Financing and credit companies

Traditionally, commercial banking has been in charge of granting financing and credit to all those companies and individuals who need it. However, at present the financial landscape has changed radically, emerging new financial alternatives, so you can not talk only about bank financing.

In this way, we can say that banking has been losing strength in terms of private financing. Now this financing can also be granted through different entities and platforms thanks to which new alternative financing modes such as crowdlending have emerged, already talking about financing and credit companies.

What are the objectives of this type of financing and credit companies?

What are the objectives of this type of financing and credit companies?

The ultimate goal of a financing and credit company is to grant financing for both companies and private financing for entrepreneurs.
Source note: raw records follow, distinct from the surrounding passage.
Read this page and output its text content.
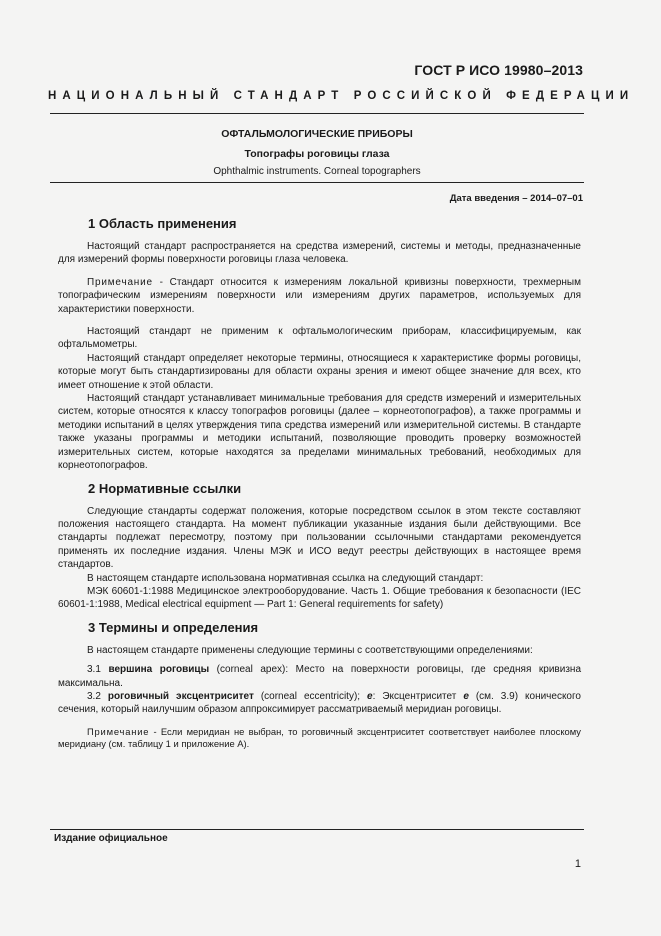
ГОСТ Р ИСО 19980–2013
НАЦИОНАЛЬНЫЙ СТАНДАРТ РОССИЙСКОЙ ФЕДЕРАЦИИ
ОФТАЛЬМОЛОГИЧЕСКИЕ ПРИБОРЫ
Топографы роговицы глаза
Ophthalmic instruments. Corneal topographers
Дата введения – 2014–07–01
1 Область применения

Настоящий стандарт распространяется на средства измерений, системы и методы, предназначенные для измерений формы поверхности роговицы глаза человека.

Примечание - Стандарт относится к измерениям локальной кривизны поверхности, трехмерным топографическим измерениям поверхности или измерениям других параметров, используемых для характеристики поверхности.

Настоящий стандарт не применим к офтальмологическим приборам, классифицируемым, как офтальмометры.

Настоящий стандарт определяет некоторые термины, относящиеся к характеристике формы роговицы, которые могут быть стандартизированы для области охраны зрения и имеют общее значение для всех, кто имеет отношение к этой области.

Настоящий стандарт устанавливает минимальные требования для средств измерений и измерительных систем, которые относятся к классу топографов роговицы (далее – корнеотопографов), а также программы и методики испытаний в целях утверждения типа средства измерений или измерительной системы. В стандарте также указаны программы и методики испытаний, позволяющие проводить проверку возможностей измерительных систем, которые находятся за пределами минимальных требований, необходимых для корнеотопографов.

2 Нормативные ссылки

Следующие стандарты содержат положения, которые посредством ссылок в этом тексте составляют положения настоящего стандарта. На момент публикации указанные издания были действующими. Все стандарты подлежат пересмотру, поэтому при пользовании ссылочными стандартами рекомендуется применять их последние издания. Члены МЭК и ИСО ведут реестры действующих в настоящее время стандартов.

В настоящем стандарте использована нормативная ссылка на следующий стандарт:

МЭК 60601-1:1988 Медицинское электрооборудование. Часть 1. Общие требования к безопасности (IEC 60601-1:1988, Medical electrical equipment — Part 1: General requirements for safety)

3 Термины и определения

В настоящем стандарте применены следующие термины с соответствующими определениями:

3.1 вершина роговицы (corneal apex): Место на поверхности роговицы, где средняя кривизна максимальна.

3.2 роговичный эксцентриситет (corneal eccentricity); e: Эксцентриситет e (см. 3.9) конического сечения, который наилучшим образом аппроксимирует рассматриваемый меридиан роговицы.

Примечание - Если меридиан не выбран, то роговичный эксцентриситет соответствует наиболее плоскому меридиану (см. таблицу 1 и приложение А).

Издание официальное
1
Each of them has a series of its own characteristics and uses different methods when offering financing. Some of these financing and credit companies are the following:

Types of financing and credit companies

Types of financing and credit companies

Commercial Bank

Commercial banking is the most known and conventional financing and credit company. Its way of working is based on the analysis of the characteristics of the applicant (or of the project that, as an entrepreneur you want to implement), based on what the operation will be approved or denied. If so, the conditions that, on both sides, are deemed appropriate, such as the interest rate, term, additional products, etc., will be established to subsequently grant the private financing that the applicant seeks to obtain.

A few years ago, there were hardly any competitors, so customers had no opportunity to choose other different financing and credit companies, a fact that has changed with the emergence of different financial alternatives such as crowdlending.

Venture Capital Companies

Venture Capital Companies

This type of financing and credit companies, also known by many as venture capital, are companies based on the investment of funds in companies with growth expectations to subsequently recover their funds with the corresponding interests. It is for this reason that a large percentage of startups seek financial support in this type of financing and credit companies.

The great inconvenience that they can present is that the companies that request it must have a clear forecast of growth so that they can receive the financing, since generally, these companies seek to take part in new companies belonging to dynamic sectors that, thanks to the shareholding part that have acquired with the financing, provide a high profitability.